Exhausted, But Still Alive
Due to increasing health issues I found it harder and harder to maintain a job. I won't go too far into it, but between exhaustion, flat feet, pain, and anxiety it seemed like every job that was available wasn't a possibility for me. I live in a small town on the coast of Oregon, and there just isn't many options around here .
I had been making Chainmaille as a hobby for several years by the time my health issues had become such a barrier. So with the help of my boyfriend I decided to make it a business. A real one. He let me live relatively rent free while I put everything I had into launching my Brand. Sure, I throw him money when I can, but realistically it's not as much as I'd like, or the amount he's due. Honestly I wouldn't have been able to launch Rayven's Chainmaille as a real business if he hadn't helped me, and has continued to help me.
Other than the housing help, I took no loans. I had no start up money. I was broke. Luckily I had some materials in stock, but nowhere near what I have today. But I made it work. I continue to make it work. I am still not in debt. And I intend to keep it that way.

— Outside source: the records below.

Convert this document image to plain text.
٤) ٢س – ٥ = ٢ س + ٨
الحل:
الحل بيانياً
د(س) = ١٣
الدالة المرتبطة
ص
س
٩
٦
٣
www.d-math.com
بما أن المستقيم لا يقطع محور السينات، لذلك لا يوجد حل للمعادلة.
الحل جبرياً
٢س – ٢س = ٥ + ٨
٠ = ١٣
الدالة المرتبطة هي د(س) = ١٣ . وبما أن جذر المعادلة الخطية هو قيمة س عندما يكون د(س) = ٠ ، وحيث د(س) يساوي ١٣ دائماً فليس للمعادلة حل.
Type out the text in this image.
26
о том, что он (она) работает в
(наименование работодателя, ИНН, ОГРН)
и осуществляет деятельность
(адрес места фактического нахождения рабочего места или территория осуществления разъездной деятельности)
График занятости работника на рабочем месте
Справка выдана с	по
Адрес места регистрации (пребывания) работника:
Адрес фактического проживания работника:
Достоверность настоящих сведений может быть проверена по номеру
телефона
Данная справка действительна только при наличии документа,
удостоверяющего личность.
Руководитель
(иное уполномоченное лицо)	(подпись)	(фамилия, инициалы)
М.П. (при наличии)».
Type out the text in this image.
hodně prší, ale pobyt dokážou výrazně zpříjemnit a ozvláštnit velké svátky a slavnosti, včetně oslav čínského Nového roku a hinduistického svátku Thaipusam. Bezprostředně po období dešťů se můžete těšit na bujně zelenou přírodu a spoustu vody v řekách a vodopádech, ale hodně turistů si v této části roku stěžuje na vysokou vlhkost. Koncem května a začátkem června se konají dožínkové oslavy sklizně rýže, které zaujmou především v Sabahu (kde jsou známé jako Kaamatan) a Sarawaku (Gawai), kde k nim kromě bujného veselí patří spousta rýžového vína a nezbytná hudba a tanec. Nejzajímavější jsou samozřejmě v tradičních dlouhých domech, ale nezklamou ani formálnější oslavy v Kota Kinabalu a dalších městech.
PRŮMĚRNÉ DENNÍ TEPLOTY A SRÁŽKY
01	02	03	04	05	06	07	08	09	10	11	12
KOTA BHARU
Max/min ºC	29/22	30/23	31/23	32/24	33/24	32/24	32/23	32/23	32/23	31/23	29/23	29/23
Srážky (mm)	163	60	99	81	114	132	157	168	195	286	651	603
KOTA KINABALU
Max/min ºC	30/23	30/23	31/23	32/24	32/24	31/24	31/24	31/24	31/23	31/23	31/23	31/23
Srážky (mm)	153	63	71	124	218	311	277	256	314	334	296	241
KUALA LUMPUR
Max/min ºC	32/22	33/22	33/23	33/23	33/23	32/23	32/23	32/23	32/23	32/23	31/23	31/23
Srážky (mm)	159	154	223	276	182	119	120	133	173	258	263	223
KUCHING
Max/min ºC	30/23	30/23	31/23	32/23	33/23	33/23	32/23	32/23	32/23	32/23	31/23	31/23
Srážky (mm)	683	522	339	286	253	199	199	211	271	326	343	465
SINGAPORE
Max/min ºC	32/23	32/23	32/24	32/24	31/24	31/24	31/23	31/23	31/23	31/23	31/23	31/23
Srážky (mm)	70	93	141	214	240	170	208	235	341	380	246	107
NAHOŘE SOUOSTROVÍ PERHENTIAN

I work more than I ever have in my life. I sleep every other day. I'm exhausted. But I'm alive. My list of things to do is still a mile long, but I feel like soon I'll be able to relax a bit. All it takes is for the right mixture of marketing and a good product and I'll be successful.
I won't give up. I'll never surrender. If I fail? I want it to happen with the knowledge that I tried EVERYTHING in my power to be successful, and it just wasn't meant to be.
Today I'm taking pictures of hundreds of items never before seen online. They will take me a while to edit and post, but hopefully with fresh products some sales will come in and all will be well. I feel like it will be.
I refuse to fail. I will fly like my name sake.